北京五輪も間近となり、各競技で五輪代表が続々と決まっている。
代表の選び方は様々で、団体競技の場合はまず全日本メンバーが決まってから、出場権をかけて争うことが多い(野球のように、メンバーを選びなおすこともある)。個人の対戦競技では世界選手権やW杯などの大会での成績によって個人に出場権が与えられるのが普通。一方、タイム競技では、一定の基準をクリアした選手達が選考会で直接対戦することが多い。

26日からは五輪の華である陸上の代表選考会を兼ねた日本選手権が開催された。開催場所の等々力競技場はフロンターレの本拠地としても知られるが、この場所を正しく認識している人は、サッカーファン以外では少ないのではないか。

等々力という地名は、東急大井町線の等々力駅が有名だろう。ここには、23区内にもかかわらず、等々力渓谷という渓谷まであるからだ。そもそも、「とどろき」という地名の由来は、等々力渓谷に落ちる「不動の滝」の轟く音に由来するといわれている。

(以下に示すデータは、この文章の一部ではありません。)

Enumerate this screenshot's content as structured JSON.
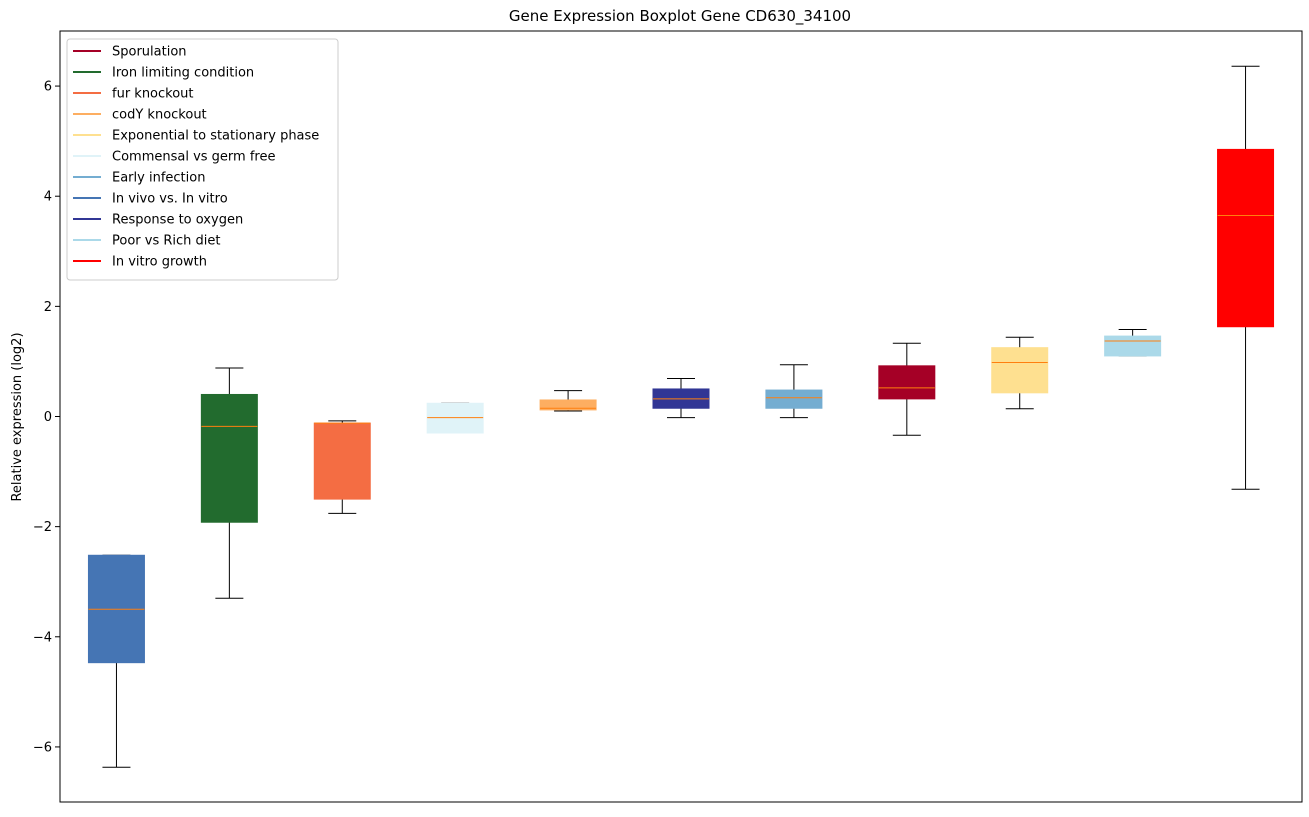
{
  "chart_data": {
    "type": "boxplot",
    "title": "Gene Expression Boxplot Gene CD630_34100",
    "xlabel": "",
    "ylabel": "Relative expression (log2)",
    "ylim": [
      -7,
      7
    ],
    "yticks": [
      -6,
      -4,
      -2,
      0,
      2,
      4,
      6
    ],
    "x_ticks_shown": false,
    "grid": false,
    "legend_placement": "upper-left",
    "median_color": "#ff7f0e",
    "legend": [
      {
        "label": "Sporulation",
        "color": "#a50026"
      },
      {
        "label": "Iron limiting condition",
        "color": "#226b2e"
      },
      {
        "label": "fur knockout",
        "color": "#f46d43"
      },
      {
        "label": "codY knockout",
        "color": "#fdae61"
      },
      {
        "label": "Exponential to stationary phase",
        "color": "#fee090"
      },
      {
        "label": "Commensal vs germ free",
        "color": "#e0f3f8"
      },
      {
        "label": "Early infection",
        "color": "#74add1"
      },
      {
        "label": "In vivo vs. In vitro",
        "color": "#4575b4"
      },
      {
        "label": "Response to oxygen",
        "color": "#313695"
      },
      {
        "label": "Poor vs Rich diet",
        "color": "#abd9e9"
      },
      {
        "label": "In vitro growth",
        "color": "#ff0000"
      }
    ],
    "boxes": [
      {
        "series": "In vivo vs. In vitro",
        "color": "#4575b4",
        "whisker_low": -6.37,
        "q1": -4.47,
        "median": -3.5,
        "q3": -2.52,
        "whisker_high": -2.52
      },
      {
        "series": "Iron limiting condition",
        "color": "#226b2e",
        "whisker_low": -3.3,
        "q1": -1.92,
        "median": -0.18,
        "q3": 0.4,
        "whisker_high": 0.88
      },
      {
        "series": "fur knockout",
        "color": "#f46d43",
        "whisker_low": -1.76,
        "q1": -1.5,
        "median": -0.12,
        "q3": -0.12,
        "whisker_high": -0.08
      },
      {
        "series": "Commensal vs germ free",
        "color": "#e0f3f8",
        "whisker_low": -0.3,
        "q1": -0.3,
        "median": -0.02,
        "q3": 0.24,
        "whisker_high": 0.24
      },
      {
        "series": "codY knockout",
        "color": "#fdae61",
        "whisker_low": 0.1,
        "q1": 0.12,
        "median": 0.15,
        "q3": 0.3,
        "whisker_high": 0.47
      },
      {
        "series": "Response to oxygen",
        "color": "#313695",
        "whisker_low": -0.02,
        "q1": 0.15,
        "median": 0.32,
        "q3": 0.5,
        "whisker_high": 0.69
      },
      {
        "series": "Early infection",
        "color": "#74add1",
        "whisker_low": -0.02,
        "q1": 0.15,
        "median": 0.34,
        "q3": 0.48,
        "whisker_high": 0.94
      },
      {
        "series": "Sporulation",
        "color": "#a50026",
        "whisker_low": -0.34,
        "q1": 0.32,
        "median": 0.52,
        "q3": 0.92,
        "whisker_high": 1.33
      },
      {
        "series": "Exponential to stationary phase",
        "color": "#fee090",
        "whisker_low": 0.14,
        "q1": 0.43,
        "median": 0.98,
        "q3": 1.25,
        "whisker_high": 1.44
      },
      {
        "series": "Poor vs Rich diet",
        "color": "#abd9e9",
        "whisker_low": 1.1,
        "q1": 1.1,
        "median": 1.37,
        "q3": 1.46,
        "whisker_high": 1.58
      },
      {
        "series": "In vitro growth",
        "color": "#ff0000",
        "whisker_low": -1.32,
        "q1": 1.63,
        "median": 3.65,
        "q3": 4.85,
        "whisker_high": 6.36
      }
    ]
  }
}
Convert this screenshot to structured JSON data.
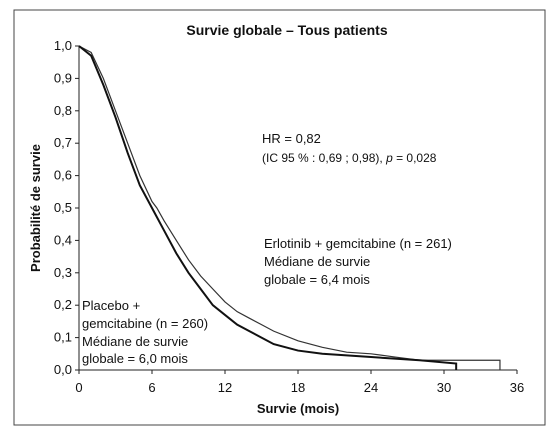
{
  "chart_data": {
    "type": "line",
    "title": "Survie globale – Tous patients",
    "x_label": "Survie (mois)",
    "y_label": "Probabilité de survie",
    "xlim": [
      0,
      36
    ],
    "xticks": [
      0,
      6,
      12,
      18,
      24,
      30,
      36
    ],
    "ylim": [
      0,
      1
    ],
    "yticks": [
      {
        "value": 0,
        "label": "0,0"
      },
      {
        "value": 0.1,
        "label": "0,1"
      },
      {
        "value": 0.2,
        "label": "0,2"
      },
      {
        "value": 0.3,
        "label": "0,3"
      },
      {
        "value": 0.4,
        "label": "0,4"
      },
      {
        "value": 0.5,
        "label": "0,5"
      },
      {
        "value": 0.6,
        "label": "0,6"
      },
      {
        "value": 0.7,
        "label": "0,7"
      },
      {
        "value": 0.8,
        "label": "0,8"
      },
      {
        "value": 0.9,
        "label": "0,9"
      },
      {
        "value": 1,
        "label": "1,0"
      }
    ],
    "series": [
      {
        "color": "#333333",
        "width": 1.2,
        "x": [
          0,
          1,
          2,
          3,
          4,
          5,
          6,
          6.4,
          7,
          8,
          9,
          10,
          11,
          12,
          13,
          14,
          15,
          16,
          18,
          20,
          22,
          24,
          26,
          28,
          34.6,
          34.6
        ],
        "values": [
          1,
          0.98,
          0.9,
          0.8,
          0.7,
          0.6,
          0.52,
          0.5,
          0.46,
          0.4,
          0.34,
          0.29,
          0.25,
          0.21,
          0.18,
          0.16,
          0.14,
          0.12,
          0.09,
          0.07,
          0.055,
          0.05,
          0.04,
          0.03,
          0.03,
          0
        ]
      },
      {
        "color": "#111111",
        "width": 2,
        "x": [
          0,
          1,
          2,
          3,
          4,
          5,
          6,
          7,
          8,
          9,
          10,
          11,
          12,
          13,
          14,
          15,
          16,
          18,
          20,
          24,
          28,
          31,
          31
        ],
        "values": [
          1,
          0.97,
          0.88,
          0.78,
          0.67,
          0.57,
          0.5,
          0.43,
          0.36,
          0.3,
          0.25,
          0.2,
          0.17,
          0.14,
          0.12,
          0.1,
          0.08,
          0.06,
          0.05,
          0.04,
          0.03,
          0.02,
          0
        ]
      }
    ],
    "annotations": {
      "hr": "HR = 0,82",
      "ci": [
        "(IC 95 % : 0,69 ; 0,98), ",
        "p",
        " = 0,028"
      ],
      "erlotinib": [
        "Erlotinib + gemcitabine (n = 261)",
        "Médiane de survie",
        "globale = 6,4 mois"
      ],
      "placebo": [
        "Placebo +",
        "gemcitabine (n = 260)",
        "Médiane de survie",
        "globale = 6,0 mois"
      ]
    }
  }
}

しかし、等々力競技場はここではなく、多摩川をはさんだ向かい側の川崎市中原区にある。別に東京の地名を勝手に名乗っているわけではなく、中原区等々力という正式な地名である。

実はこのあたりでは多摩川をはさんで両側に同じ地名がいくつかある。「ニコタマ」として有名な世田谷の二子玉川も対岸は川崎市高津区の二子新地。もとはあわせて二子村だった。大井町線で隣駅の上野毛も、川崎市側には下野毛がある。

これらは、1つの村が多摩川の流れの変化によって分断され、さらに多摩川が東京と神奈川の都県境になったことから行政区域がわかれたものなのだ。地名はそのまま継承されたため、現在では川をはさんで神奈川と東京に同じ地名が存在している。